Para Yönetiminin Önemi



Hayat başlangıcı para ile başlar para ile biter. İnsanoğlu para harcamadan hiçbir an yasayamaz. Parayı yönetmeyi bizlere öğretmiyorlar. Dahası para ile ilgili konuşmak bile ayıp sayılır. Ailede hiçbir baba çocuğuna bırakın işletmecilik yapmayı, ticaret hayatını, iş hayatını, gelir artırma yönetmelerini parayı yönetmeyi, tasarruf ve harcamayı dahi öğretmiyorlar. Parayı yönetemeyen insanlarda hayat boyu para sıkıntısı çekiyorlar. 



Aylık gelir kişiden kişiye değişir ille herkes eşit para alacak diye bir kural yok. Aynı miktarda para harcayacak diye de bir durum yok. Önemli olan kendi gelirlerine göre giderlerini ayarlamak ve olduğunca birikimyada yatırım için bütçe ayırmalıdır. Bizlerde ailede olmadığı gibi okullarda verilen eğitimlerde bunun yakınından, uzağından bir eğitim yada birkaç saatlik bilgilendirme yok. 

Nitekim dinimiz parasal anlamda rahat bir hayat yasamak için bizlere peygamberler efendimiz aracılığı ile daha mutlu bir hayat yaşamak için örneklerle tavsiyelerde bulunuyor. Onun için savurganlığı yasaklarken lüks yasam, gösteriş yapmak, olanaklarının üzerinde harcama yapmalara onaylamıyor. Çalışmayı, bilimi ve fen bilgilerini öğrenmek ve öğretmek gerektiğini vurguluyor. 

İslam dinimizde iş hayatına dair birçok bilgiler var. Kesinlikle her anlaşmayı yazılı hale getirmeyi ve en az bir şahit huzurunda imza altına almayı, insanları kandırmanın yasak olduğu gibi ticareti bilimi, icat yapmayı kar oranları gibi iş hayatına dair çok geniş ve bugünkü işletmecilik mantığının temelini oluşturuyor. Bu kadar önemli olan konular neden dini eğitimlerin içinde verilmiyor aklıma takılıyor. 
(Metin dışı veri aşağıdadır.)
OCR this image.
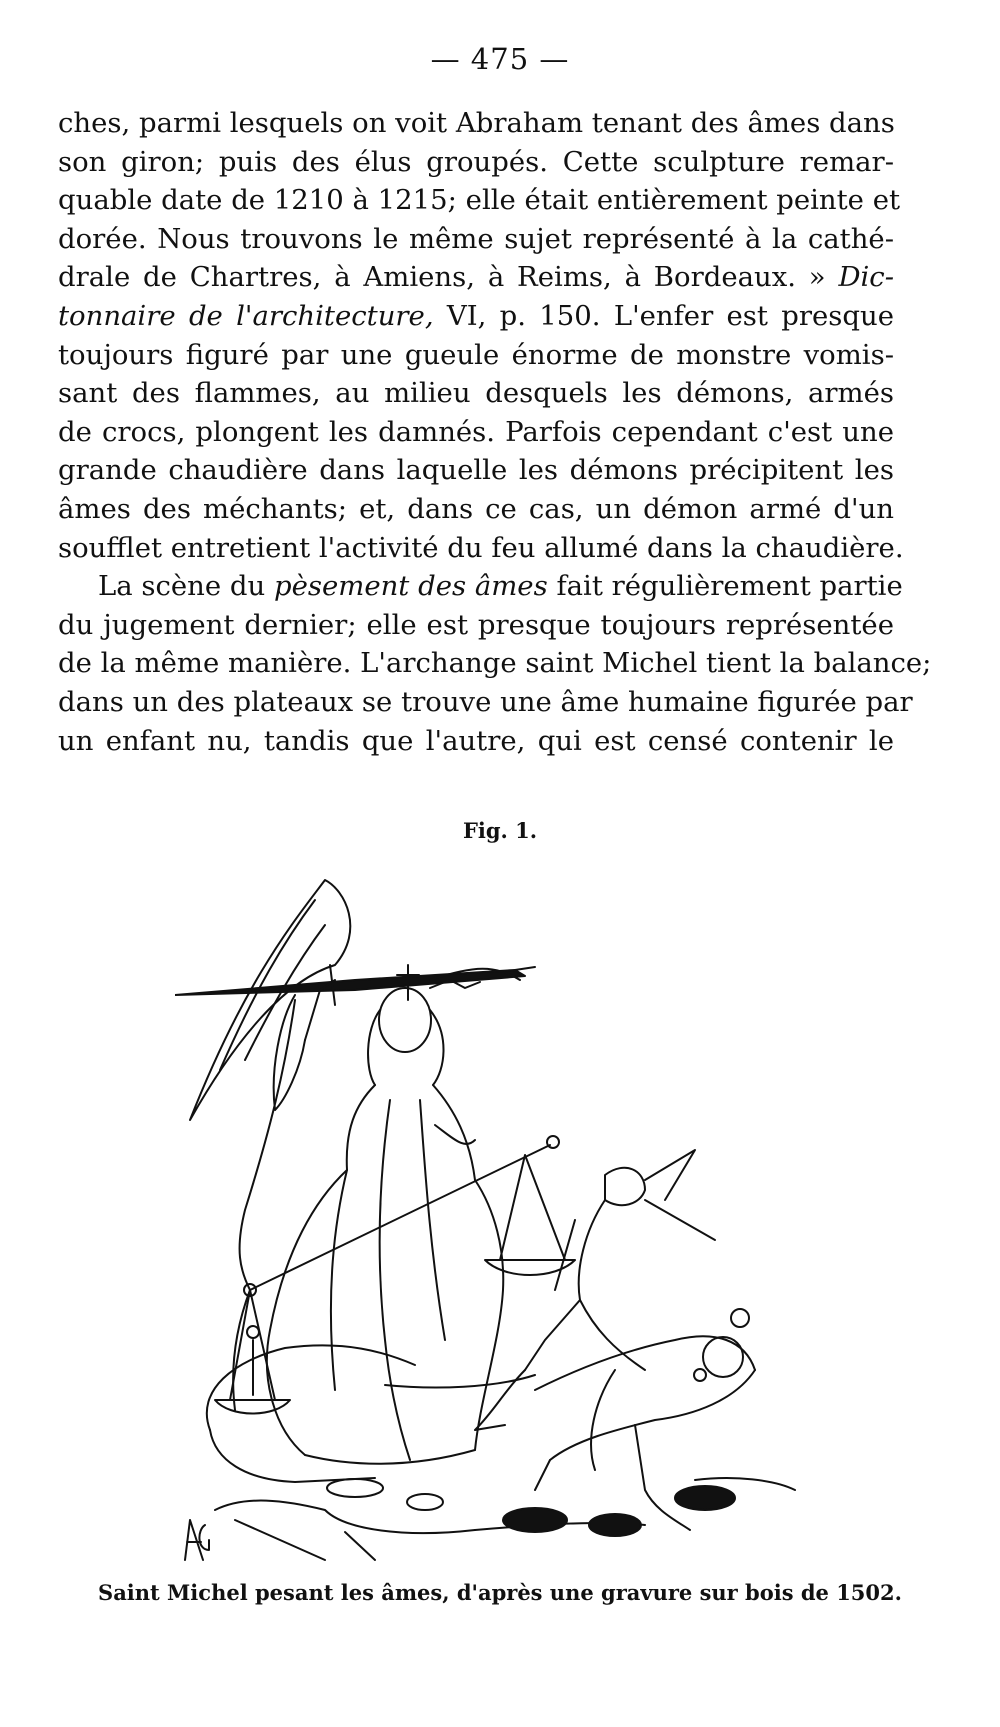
— 475 —
ches, parmi lesquels on voit Abraham tenant des âmes dans
son giron; puis des élus groupés. Cette sculpture remar-
quable date de 1210 à 1215; elle était entièrement peinte et
dorée. Nous trouvons le même sujet représenté à la cathé-
drale de Chartres, à Amiens, à Reims, à Bordeaux. » Dic-
tonnaire de l'architecture, VI, p. 150. L'enfer est presque
toujours figuré par une gueule énorme de monstre vomis-
sant des flammes, au milieu desquels les démons, armés
de crocs, plongent les damnés. Parfois cependant c'est une
grande chaudière dans laquelle les démons précipitent les
âmes des méchants; et, dans ce cas, un démon armé d'un
soufflet entretient l'activité du feu allumé dans la chaudière.
La scène du pèsement des âmes fait régulièrement partie
du jugement dernier; elle est presque toujours représentée
de la même manière. L'archange saint Michel tient la balance;
dans un des plateaux se trouve une âme humaine figurée par
un enfant nu, tandis que l'autre, qui est censé contenir le
Fig. 1.
Saint Michel pesant les âmes, d'après une gravure sur bois de 1502.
Yoksa birileri bilerek bunların üzerinde durmuyor mu? Dinimiz daime yasayacak gibi çalısın derken yarın ölecek gibi ahirete hazırlanın derken bizlerde dini eğitim hep ahiret üzerine odaklanıyor ve dengeyi kuramıyoruz. Dini eğitimlerimizde yadaailede bu bilgiler verilmediği zaman Müslümanların dünyada söz sahibi olmasını beklemek saflık olmaz mı? Fakir insanın kime ne faydası olabilir ki. 

Onun için hem biz Türkler, hem de İslam dünyası bu konuda çok geride kalıyoruz. Bilgi ve teknoloji için diğer devletlere bağlı kaldığımızdan hep geride kalıyoruz. Sanki her şey Avrupa’da bizde hiç bir bilgi yada kaynak yokmuş gibi onlar ne derse onu yerine getirme düşüncesi var. Dünya çapında markalaşmak ve ticari tescili ürünlerimiz yok denecek kadar az. Türk markaları var gibi ancak yeterli değil ya geri kalan Müslümanlar olan Araplardan ne markası nede tescili bir ürünleri var sayılır. 

Eskiden güç parası olanda idi simi ise bilgi ve sermaye kimde işe güç onda. Onun içinde Müslüman devletlerinin yer altı ve yer üstü zenginlik doğal kaynaklarını genelde Avrupalı yada Amerikalı, İsrail firmaları işletiyor ve aslan payını alıyor. Üstelik orada gayrimenkul olarak arsa alımı yaparak resmen devleti parasal, ekonomik ve lobi olarak yön veriyorlar. Ailede ve dini eğitim verilen kurumlarda ve okullarda para yönetimi ve girişimcilik ve işletmecilikle ilgili bilgiler doğrusunda dini konular kadar eğitim ve sohbet olmadığı sürece parayı yönetemeyiz parası olanlar bizleri yönetir.